Mining areas, though desperate for service provided by a newspaper, often struggled for the technology to catch up. Boomtown Fairbanks in Alaska, with about 1,000 people, and only 387 houses either finished or in the process of construction, six saloons, and no churches in 1903, had one of the most expensive newspapers in the world at the time, at $5 per copy for "The Fairbanks Miner."
The editorial policy of The Fairbanks Miner was straightforward, wrote Terrance Cole in his book "E.T. Barnnette" about the founder of Fairbanks.
"Published occasionally at Fairbanks, Alaska, by a stampeder who is waiting for the snow to melt and the ice to go out in the rivers... If you don't like our style, fly your kite and produce your 30-30," wrote Judge James Wickersham, who started the "Miner" to raise cash to finance a trip to climb Mt. McKinley. Wickersham and a public stenographer named G. Carlton Woodward, who had brought a small Empire green-ribboned typewriter with him from Dawson in Yukon territory, typed the entire issue. They made seven copies, and three were put in the saloons and one was mailed to Senator Charles Fairbanks. Only one issue of "The Fairbanks Miner" was published because the ice went out, just as they were going to press.
The landscape for newspaper survival outside the mining districts was not much better.
The first newspaper in Monument was established by A.T. Blachly in 1878, and called the "Mentor." It only lasted until 1880, but the Monument Journal picked up the torch briefly. By 1885, another paper, called the El Paso County Register was going and survived until 1889. In 1890, another publication, the "Monument Recorder" lasted less than a year, but about the same time, the "Monument Messenger" arrived and lasted until 1911. A replacement didn't hit the scene again until "Preacher Sam," who lived near Monument Lake created the "Lake View Press" in the 1950s. The "Columbine Herald" appeared on the scene about the same time.

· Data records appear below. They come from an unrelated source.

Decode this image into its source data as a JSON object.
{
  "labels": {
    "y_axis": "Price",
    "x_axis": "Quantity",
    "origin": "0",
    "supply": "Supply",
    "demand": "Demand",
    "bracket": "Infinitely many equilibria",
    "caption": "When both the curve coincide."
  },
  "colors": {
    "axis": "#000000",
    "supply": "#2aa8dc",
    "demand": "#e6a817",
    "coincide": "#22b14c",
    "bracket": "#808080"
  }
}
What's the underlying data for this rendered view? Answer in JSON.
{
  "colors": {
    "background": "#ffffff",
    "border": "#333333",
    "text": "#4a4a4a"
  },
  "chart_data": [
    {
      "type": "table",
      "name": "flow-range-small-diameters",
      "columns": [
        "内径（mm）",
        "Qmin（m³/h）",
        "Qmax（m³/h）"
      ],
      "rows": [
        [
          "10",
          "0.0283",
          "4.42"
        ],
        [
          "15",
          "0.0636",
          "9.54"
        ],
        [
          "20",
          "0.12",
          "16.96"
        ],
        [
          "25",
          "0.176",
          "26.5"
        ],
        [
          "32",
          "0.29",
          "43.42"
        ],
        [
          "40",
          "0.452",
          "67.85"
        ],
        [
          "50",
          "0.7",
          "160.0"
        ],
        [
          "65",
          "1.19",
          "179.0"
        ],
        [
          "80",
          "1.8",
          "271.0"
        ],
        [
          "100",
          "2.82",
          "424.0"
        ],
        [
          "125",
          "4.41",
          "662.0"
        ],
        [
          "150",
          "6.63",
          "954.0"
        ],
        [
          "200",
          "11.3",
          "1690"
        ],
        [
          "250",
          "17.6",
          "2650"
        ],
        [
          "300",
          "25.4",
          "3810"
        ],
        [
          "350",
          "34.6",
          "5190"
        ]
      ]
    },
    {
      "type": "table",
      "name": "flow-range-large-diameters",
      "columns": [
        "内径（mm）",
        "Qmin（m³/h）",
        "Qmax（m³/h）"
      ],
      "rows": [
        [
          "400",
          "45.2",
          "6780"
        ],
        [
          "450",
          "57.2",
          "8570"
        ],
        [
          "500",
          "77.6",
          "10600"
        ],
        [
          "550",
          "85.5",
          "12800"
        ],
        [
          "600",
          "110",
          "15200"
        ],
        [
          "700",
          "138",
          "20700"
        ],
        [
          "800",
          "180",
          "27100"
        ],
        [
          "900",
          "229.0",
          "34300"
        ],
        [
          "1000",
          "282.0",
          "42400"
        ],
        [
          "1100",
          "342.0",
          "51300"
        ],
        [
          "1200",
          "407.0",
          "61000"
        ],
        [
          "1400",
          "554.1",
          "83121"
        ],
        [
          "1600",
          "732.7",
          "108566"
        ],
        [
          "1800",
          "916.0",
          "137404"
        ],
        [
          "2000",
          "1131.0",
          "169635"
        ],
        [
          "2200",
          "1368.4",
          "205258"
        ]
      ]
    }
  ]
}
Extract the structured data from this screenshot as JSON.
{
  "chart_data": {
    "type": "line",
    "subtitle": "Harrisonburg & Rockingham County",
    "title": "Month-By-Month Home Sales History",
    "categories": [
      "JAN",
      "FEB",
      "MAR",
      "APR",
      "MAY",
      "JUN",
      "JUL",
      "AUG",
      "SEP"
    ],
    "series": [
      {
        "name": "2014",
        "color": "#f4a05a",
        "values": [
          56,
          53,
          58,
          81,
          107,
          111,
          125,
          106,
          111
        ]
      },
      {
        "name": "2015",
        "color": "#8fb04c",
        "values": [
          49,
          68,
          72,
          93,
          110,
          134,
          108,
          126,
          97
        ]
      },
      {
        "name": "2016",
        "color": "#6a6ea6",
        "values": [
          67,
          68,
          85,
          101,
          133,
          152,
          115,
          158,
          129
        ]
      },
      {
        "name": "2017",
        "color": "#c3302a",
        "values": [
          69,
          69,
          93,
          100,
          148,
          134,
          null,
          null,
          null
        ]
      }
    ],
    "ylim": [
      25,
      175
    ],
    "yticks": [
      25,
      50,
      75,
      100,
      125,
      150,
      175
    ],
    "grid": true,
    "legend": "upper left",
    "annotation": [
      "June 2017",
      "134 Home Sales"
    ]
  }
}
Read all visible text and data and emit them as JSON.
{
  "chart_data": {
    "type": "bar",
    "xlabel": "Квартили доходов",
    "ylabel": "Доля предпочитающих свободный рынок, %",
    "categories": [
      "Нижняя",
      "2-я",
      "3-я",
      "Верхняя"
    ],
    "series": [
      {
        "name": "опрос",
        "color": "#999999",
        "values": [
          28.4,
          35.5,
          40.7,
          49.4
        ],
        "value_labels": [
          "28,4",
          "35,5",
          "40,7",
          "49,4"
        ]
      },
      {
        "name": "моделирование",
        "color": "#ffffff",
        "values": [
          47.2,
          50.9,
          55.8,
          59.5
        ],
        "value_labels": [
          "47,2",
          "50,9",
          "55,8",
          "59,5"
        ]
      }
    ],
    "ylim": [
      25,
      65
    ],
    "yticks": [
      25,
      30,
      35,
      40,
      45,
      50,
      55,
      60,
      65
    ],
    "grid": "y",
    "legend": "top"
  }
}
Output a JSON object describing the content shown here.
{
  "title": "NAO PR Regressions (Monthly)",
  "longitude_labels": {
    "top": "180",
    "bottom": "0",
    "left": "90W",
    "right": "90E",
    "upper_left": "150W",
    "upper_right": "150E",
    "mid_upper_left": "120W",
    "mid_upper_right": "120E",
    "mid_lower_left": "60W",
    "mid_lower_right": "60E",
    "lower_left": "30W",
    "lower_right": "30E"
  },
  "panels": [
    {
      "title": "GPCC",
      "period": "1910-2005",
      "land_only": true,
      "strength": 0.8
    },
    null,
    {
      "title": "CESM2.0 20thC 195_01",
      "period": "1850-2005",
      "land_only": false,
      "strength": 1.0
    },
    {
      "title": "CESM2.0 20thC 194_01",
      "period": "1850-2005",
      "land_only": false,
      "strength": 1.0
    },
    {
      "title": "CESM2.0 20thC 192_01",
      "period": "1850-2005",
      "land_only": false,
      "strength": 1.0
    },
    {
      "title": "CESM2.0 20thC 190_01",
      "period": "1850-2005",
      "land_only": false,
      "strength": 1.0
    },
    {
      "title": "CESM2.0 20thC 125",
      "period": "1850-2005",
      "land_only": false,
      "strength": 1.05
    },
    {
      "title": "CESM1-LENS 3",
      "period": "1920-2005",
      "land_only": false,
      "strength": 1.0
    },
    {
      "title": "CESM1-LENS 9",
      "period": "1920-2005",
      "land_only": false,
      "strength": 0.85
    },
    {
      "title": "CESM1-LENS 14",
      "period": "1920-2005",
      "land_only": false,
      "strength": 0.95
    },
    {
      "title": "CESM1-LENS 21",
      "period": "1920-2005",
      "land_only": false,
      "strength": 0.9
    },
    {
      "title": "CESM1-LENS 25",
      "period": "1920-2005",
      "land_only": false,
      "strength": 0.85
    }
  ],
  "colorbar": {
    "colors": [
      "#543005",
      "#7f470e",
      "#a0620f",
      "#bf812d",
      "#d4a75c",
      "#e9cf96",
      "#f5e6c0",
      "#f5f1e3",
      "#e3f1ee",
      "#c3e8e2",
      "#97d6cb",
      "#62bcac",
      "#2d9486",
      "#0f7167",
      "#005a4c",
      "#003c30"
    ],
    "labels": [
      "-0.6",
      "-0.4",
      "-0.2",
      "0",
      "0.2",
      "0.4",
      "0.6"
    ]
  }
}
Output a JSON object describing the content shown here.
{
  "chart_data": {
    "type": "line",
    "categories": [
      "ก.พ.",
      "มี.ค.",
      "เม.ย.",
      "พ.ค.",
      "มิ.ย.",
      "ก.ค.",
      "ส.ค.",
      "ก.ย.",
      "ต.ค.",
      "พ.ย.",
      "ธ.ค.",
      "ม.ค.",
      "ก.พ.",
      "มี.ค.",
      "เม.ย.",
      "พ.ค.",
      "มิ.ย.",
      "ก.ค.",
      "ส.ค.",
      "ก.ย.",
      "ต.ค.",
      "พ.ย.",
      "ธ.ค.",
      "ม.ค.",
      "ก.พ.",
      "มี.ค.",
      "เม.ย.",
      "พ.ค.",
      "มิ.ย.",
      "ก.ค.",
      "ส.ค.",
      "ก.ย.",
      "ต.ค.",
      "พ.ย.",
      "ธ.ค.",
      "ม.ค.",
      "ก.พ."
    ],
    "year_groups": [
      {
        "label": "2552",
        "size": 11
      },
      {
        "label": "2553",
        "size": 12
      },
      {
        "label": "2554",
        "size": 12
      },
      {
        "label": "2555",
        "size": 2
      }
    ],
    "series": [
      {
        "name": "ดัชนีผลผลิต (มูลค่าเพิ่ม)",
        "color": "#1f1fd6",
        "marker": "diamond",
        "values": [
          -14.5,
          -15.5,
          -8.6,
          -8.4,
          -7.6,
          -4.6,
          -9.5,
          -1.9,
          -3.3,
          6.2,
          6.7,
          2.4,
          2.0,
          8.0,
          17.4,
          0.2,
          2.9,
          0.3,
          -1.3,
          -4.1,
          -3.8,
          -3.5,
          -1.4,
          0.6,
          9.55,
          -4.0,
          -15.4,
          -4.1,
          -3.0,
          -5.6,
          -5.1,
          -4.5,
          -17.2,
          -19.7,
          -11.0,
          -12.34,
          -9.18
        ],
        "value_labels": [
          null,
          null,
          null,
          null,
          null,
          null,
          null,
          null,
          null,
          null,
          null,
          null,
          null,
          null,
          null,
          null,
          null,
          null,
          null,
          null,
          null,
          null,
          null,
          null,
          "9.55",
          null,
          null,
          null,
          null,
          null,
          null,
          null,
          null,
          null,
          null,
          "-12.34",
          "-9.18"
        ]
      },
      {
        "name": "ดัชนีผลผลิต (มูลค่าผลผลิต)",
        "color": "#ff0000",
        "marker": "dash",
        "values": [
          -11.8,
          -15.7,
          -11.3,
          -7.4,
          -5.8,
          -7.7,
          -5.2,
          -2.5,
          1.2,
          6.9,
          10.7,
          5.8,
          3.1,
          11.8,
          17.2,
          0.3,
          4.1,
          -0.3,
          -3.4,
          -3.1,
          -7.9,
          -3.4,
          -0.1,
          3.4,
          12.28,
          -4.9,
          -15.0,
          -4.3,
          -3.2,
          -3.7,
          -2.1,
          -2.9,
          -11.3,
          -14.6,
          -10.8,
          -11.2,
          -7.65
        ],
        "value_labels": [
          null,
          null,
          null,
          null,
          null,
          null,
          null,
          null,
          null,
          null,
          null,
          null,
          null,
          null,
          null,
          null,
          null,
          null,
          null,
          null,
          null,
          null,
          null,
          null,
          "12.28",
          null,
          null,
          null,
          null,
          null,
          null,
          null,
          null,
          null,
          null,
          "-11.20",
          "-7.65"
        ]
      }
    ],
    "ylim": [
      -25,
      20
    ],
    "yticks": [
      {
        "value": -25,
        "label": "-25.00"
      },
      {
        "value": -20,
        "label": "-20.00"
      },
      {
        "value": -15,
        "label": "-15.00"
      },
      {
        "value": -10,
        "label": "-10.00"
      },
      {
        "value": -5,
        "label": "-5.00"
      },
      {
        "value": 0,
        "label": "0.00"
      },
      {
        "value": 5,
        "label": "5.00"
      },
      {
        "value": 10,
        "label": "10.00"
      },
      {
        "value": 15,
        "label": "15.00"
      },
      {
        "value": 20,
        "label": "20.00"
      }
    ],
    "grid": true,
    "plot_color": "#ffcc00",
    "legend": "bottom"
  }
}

Then in the 1960s, the Tribune's forerunner, the Monument Palmer Lake News, which later included the Woodmoor News, was first published by George Kobolt of Castle Rock. In 2014, the Tribune celebrated its 50th year.
Critics of print in general, and our paper specifically, brush us off as relic of some not-to-distant past. They talk of a bygone era where the country editor might lead varied life, with useful knowledge in every subject, good debater, good listener, and instructive talker; generous to the limit of his ability.
"He had been from devil up to pressman in a printing office," wrote M.V. Atwood in "The Country Newspaper" describing this individual.
"He could sweep floors; clean cuspidors, set type; make up forms; run job press, cylinder, stitcher, binder, or engine; could repair them all if they got out of order; could write news, or editorial; correct proof; and sell papers on the street. He learned all he knew in the office. The modern efficiency and 'specializing' methods have eliminated this relic of olden times, but there is just as much to be learned in the printing office, as there was then," wrote Atwood in 1923.
Don't count us out in the innovation arena, and be careful of, and perhaps show respect for, the idea that there is just as much to be learned in the local paper today— as there ever has been.